Back on the Sacramento River Trail
 Knowing the kids I thought they would want to finish the hike right there but to my surprise they decided to go on and explore the McConnell Arboretum & Gardens. Needs to say, I was all for it.
Little redbud trees in fall colors welcomed us as we entered the arboretum.
Western Redbud, Cercis occidentalis 
I spotted a pretty monument in the shape of a crab's pincer, picturing many local animals down the trail, so we went down that path to get a closer look.

Near the monument I spotted the only plant that was blooming that day n the arboretum - a California fuchsia, low near the ground. It made me happy to see the flowers.
California Fuchsia, Epilobium canum
At the west end of the arboretum there is a small human-made island which is a mound of rocks and soil, still being planted and landscaped.
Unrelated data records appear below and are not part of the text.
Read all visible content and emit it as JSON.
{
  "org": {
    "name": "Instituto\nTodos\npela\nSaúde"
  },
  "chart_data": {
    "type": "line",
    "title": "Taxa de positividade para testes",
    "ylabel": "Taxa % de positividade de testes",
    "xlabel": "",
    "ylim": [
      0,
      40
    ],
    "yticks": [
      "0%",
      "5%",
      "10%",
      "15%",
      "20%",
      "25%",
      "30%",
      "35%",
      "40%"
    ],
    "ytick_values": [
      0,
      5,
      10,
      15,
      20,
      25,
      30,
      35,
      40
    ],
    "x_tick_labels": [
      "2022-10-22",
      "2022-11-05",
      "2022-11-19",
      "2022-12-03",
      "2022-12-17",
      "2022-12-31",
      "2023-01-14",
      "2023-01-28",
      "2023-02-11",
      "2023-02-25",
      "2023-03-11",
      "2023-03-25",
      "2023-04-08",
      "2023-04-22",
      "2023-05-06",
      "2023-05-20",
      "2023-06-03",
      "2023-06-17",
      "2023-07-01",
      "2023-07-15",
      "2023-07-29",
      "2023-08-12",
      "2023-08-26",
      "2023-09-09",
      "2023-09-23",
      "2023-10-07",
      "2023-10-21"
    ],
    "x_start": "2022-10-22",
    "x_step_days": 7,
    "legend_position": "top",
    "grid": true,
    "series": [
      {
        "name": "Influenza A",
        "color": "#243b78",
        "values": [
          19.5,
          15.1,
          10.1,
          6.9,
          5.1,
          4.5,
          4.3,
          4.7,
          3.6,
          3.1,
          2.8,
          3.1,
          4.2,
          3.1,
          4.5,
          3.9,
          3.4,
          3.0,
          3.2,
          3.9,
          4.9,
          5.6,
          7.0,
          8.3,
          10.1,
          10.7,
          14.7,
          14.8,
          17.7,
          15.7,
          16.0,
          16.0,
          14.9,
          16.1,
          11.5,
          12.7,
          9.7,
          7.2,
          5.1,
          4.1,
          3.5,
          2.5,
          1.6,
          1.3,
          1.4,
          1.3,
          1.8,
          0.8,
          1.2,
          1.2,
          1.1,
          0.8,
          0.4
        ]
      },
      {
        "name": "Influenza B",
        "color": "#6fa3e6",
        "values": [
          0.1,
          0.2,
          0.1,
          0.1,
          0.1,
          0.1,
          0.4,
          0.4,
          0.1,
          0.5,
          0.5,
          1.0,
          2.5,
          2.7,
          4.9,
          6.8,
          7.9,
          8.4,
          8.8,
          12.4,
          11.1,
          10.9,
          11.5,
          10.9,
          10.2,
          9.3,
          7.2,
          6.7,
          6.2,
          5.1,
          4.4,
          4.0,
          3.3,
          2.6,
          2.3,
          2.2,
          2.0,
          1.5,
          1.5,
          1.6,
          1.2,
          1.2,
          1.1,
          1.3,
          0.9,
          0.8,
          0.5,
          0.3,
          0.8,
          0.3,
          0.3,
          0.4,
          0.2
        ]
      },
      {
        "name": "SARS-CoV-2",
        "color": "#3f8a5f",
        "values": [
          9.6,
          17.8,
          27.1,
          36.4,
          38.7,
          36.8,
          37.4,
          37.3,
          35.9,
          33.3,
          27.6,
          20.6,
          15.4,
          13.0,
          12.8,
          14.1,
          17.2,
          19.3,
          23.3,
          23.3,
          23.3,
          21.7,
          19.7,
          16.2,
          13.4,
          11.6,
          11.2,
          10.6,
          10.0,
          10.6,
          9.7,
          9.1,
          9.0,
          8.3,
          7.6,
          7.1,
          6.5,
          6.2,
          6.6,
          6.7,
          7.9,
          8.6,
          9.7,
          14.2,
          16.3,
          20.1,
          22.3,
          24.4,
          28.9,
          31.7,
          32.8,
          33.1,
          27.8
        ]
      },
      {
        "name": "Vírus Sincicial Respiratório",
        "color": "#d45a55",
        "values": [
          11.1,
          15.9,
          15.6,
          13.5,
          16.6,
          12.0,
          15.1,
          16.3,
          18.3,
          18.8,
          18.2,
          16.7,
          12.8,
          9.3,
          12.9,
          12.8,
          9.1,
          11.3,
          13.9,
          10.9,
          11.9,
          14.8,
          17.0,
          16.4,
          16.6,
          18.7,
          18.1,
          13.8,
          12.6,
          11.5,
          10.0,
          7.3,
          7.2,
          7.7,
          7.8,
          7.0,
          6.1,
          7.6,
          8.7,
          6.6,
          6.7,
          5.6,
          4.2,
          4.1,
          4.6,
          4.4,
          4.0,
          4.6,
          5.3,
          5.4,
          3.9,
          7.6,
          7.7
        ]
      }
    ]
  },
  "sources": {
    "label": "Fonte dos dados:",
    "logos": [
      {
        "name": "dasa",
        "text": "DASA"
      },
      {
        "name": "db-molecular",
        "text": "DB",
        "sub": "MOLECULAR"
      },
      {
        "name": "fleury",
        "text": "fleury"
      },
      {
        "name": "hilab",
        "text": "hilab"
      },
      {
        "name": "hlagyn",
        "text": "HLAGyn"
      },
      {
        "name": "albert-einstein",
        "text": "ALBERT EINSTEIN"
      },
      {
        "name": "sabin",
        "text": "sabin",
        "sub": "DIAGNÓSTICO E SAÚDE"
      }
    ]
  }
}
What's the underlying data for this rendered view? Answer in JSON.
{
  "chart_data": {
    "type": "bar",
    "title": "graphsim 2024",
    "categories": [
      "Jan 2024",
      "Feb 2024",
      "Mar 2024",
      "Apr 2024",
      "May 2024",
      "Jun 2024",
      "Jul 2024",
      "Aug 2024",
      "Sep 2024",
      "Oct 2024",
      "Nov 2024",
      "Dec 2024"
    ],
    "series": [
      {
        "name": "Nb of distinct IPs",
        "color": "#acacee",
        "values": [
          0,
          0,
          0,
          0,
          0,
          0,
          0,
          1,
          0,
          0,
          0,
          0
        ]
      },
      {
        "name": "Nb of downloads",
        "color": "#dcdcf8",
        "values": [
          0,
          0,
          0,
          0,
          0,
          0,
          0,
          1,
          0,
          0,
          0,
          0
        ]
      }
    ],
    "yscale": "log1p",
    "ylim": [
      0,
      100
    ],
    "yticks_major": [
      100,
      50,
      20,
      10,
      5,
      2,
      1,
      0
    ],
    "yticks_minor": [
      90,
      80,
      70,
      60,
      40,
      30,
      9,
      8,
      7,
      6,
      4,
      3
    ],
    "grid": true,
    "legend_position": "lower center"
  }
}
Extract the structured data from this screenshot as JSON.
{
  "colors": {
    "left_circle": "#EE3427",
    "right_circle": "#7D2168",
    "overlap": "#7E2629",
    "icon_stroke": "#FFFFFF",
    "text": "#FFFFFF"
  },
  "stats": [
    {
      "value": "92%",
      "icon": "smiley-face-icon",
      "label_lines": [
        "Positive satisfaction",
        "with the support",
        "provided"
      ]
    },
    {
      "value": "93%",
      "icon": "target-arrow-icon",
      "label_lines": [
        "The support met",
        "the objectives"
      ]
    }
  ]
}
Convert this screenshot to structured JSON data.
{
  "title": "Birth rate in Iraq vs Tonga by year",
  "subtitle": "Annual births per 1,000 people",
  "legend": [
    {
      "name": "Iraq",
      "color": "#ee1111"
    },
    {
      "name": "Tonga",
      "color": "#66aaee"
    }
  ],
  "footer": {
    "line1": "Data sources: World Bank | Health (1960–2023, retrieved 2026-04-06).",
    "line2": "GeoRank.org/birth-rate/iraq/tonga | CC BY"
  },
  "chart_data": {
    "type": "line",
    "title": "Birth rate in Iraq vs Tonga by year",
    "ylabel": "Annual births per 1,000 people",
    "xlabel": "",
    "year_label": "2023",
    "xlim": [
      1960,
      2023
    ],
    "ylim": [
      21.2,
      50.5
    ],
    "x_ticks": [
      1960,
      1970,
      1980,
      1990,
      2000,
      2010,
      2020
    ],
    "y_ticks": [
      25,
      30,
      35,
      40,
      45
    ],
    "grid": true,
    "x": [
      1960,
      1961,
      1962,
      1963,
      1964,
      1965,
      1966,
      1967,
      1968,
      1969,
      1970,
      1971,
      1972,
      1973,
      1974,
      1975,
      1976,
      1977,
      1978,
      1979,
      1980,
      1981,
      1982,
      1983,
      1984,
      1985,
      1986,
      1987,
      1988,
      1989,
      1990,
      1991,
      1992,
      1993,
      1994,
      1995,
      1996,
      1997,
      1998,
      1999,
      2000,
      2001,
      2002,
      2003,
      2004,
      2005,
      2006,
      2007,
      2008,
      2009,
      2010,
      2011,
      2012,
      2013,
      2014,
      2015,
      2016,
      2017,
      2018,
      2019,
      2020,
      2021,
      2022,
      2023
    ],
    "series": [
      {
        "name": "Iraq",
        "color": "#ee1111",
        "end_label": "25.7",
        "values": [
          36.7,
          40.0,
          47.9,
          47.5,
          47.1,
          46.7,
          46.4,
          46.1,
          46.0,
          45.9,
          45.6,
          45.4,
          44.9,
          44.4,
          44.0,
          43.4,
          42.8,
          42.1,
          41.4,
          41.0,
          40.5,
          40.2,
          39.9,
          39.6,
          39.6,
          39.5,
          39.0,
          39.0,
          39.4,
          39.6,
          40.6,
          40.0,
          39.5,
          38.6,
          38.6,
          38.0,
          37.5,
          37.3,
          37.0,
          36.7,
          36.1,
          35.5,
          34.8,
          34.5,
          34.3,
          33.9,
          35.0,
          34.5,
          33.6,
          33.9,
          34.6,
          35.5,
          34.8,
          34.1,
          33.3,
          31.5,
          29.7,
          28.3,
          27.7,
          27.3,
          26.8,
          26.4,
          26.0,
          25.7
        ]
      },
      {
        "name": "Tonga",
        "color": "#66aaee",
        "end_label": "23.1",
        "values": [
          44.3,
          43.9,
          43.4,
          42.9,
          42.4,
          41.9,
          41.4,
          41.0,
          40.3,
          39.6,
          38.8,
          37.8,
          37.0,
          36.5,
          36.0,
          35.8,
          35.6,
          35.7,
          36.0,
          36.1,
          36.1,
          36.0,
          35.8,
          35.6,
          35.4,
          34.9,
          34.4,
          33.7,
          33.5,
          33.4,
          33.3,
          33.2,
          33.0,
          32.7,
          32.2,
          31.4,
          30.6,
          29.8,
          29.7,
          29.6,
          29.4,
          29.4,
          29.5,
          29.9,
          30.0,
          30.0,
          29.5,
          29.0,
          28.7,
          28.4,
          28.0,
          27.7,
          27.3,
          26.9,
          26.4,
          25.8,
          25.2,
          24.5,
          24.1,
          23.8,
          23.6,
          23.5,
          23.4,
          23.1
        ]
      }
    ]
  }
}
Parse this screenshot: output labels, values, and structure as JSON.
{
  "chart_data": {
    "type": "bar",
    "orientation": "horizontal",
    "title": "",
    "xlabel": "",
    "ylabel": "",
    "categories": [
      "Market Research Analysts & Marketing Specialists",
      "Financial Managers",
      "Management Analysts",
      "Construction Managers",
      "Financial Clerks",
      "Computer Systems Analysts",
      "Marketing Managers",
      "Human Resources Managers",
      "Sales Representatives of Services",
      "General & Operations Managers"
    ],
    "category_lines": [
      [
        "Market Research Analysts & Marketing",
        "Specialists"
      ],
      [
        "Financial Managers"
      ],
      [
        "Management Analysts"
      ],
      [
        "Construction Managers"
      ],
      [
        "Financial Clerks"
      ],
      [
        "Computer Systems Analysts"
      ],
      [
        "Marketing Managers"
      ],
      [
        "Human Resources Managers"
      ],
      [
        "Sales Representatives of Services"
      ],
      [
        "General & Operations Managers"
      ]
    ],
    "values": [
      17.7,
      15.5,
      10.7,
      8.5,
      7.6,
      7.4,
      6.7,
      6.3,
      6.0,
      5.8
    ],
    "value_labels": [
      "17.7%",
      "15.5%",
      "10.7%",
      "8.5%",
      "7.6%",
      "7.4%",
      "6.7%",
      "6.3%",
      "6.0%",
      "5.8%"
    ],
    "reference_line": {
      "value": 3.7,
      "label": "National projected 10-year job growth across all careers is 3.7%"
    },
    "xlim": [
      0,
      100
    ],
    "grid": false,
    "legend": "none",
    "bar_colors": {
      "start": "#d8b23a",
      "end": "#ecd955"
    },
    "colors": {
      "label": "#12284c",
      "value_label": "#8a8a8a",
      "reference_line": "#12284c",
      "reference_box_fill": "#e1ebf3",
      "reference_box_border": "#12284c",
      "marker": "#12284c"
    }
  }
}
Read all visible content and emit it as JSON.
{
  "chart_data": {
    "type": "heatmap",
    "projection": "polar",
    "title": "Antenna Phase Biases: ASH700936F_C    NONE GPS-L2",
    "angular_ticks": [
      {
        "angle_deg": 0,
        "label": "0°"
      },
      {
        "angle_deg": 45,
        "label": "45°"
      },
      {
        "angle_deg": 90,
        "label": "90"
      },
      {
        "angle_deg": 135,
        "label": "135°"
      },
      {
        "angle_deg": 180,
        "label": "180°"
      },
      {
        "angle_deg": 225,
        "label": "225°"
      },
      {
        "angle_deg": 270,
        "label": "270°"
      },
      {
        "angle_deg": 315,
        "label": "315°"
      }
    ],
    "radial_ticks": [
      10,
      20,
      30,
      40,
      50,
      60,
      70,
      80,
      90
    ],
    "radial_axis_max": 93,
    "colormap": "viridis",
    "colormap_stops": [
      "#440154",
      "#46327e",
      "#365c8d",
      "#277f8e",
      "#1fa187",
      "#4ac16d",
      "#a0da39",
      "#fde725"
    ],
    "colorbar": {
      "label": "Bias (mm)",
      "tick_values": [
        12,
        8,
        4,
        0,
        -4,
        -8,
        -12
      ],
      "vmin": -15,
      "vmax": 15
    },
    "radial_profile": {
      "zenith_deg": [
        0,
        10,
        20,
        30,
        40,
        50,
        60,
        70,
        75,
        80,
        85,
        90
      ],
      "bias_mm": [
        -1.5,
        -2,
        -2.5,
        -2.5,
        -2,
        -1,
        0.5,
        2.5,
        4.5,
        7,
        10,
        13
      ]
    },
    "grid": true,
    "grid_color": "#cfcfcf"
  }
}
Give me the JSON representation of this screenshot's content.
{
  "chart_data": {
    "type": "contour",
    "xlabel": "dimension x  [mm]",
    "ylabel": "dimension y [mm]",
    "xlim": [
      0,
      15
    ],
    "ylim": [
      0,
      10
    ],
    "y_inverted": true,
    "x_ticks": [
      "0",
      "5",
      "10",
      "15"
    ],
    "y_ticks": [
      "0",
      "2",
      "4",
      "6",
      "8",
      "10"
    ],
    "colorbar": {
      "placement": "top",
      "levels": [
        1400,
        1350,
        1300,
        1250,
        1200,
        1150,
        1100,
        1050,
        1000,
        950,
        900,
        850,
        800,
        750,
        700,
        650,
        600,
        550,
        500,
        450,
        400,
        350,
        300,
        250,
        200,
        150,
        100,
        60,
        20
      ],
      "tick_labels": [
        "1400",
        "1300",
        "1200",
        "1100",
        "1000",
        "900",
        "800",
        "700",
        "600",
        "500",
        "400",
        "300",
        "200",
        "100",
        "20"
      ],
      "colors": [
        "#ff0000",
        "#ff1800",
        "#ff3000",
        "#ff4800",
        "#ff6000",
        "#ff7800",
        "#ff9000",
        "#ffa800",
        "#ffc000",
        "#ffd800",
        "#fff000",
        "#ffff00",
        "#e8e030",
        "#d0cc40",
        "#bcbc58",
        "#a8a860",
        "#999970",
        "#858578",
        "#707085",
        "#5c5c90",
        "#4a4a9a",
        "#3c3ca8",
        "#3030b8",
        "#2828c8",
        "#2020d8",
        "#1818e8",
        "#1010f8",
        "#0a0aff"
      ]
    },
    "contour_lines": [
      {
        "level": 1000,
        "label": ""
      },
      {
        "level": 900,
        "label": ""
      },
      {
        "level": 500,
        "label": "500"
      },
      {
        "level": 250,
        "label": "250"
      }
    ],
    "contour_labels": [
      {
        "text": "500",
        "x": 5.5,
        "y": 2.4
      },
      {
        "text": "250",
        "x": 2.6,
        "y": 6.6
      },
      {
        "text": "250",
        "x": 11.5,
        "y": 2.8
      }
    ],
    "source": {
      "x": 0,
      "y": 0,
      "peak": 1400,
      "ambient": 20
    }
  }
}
It is the "Spider Island" and the bridge leading to it is decorated with metal spiders and is appropriately named, "Charlotte's Bridge". Not a place for arachnophobic people, I guess, but I found it amusing. We didn't see any real spiders there that day, however.
What we did find here (actually, it was my elder chika who found it), was a little tree frog hopping by the trail. I managed to get a ew shots before it vanished out of our sight.
California Tree Frog
We were circling the island and the afternoon sun graced us with another rare appearance, revealing the pretty fall colors of the bushes by the trail side.

As we were rounding our loop around the island we were also going around a small pond full of ducks. These were mostly mallards, my elder chika informed me.

We came around the pond, enjoying a nice reflection o the fall-colored trees behind it. The arboretum's nursery was behind it too. Any other time I might have been tempted to go inside and look for plants to buy but this was not the time for it.

The clouds closed on us again, eliminating whatever little warmth the sun had blessed us with. Moreover - the afternoon wind picked up. We wrapped ourselves again, and hurried out of the arboretum. As we crossed the river again back to the Turtle Bay Exploration Park's parking lot I stopped once more in the middle of the Sundial Bridge and took a close up shot of the mountain to the west.
Today, as I am working on this blogpost, I took the time to post the mountain photo online and soon enough I had an answer for my query: this mountain is called Shasta Bally and it is part of the Whiskeytown National Recreation Area. I know now where I plan to hike next time I'm near Redding.
Shasta Bally 
This nice hike was our last activity in the Shasta-Redding area. After a nice lunch in town, we took off on the long drive back to the Bay Area. The day after we would go out again, this time without the chika's friend but with Pappa Quail, once again to Northern California, but this time along the coast: to Redwood Country. 


  1. Nice hike, even without the flowers :-)
    I didn't know you eat rose fruits... I never tried it.

    1. Right now would be a great time to go and see the flowers there, but right now we're not allowed to travel ...
      Rose fruit (rosehip) are usually used for tea, but you can eat them if you don't mind the texture.

  2. this area is incredible. I liked the little frog :-)
    I know people make jam out of rose fruit, I never thought about trying them raw...

    1. The rosehip are sweet but they have funny texture. Try and see :-) Yes, that area is incredible. I love going there!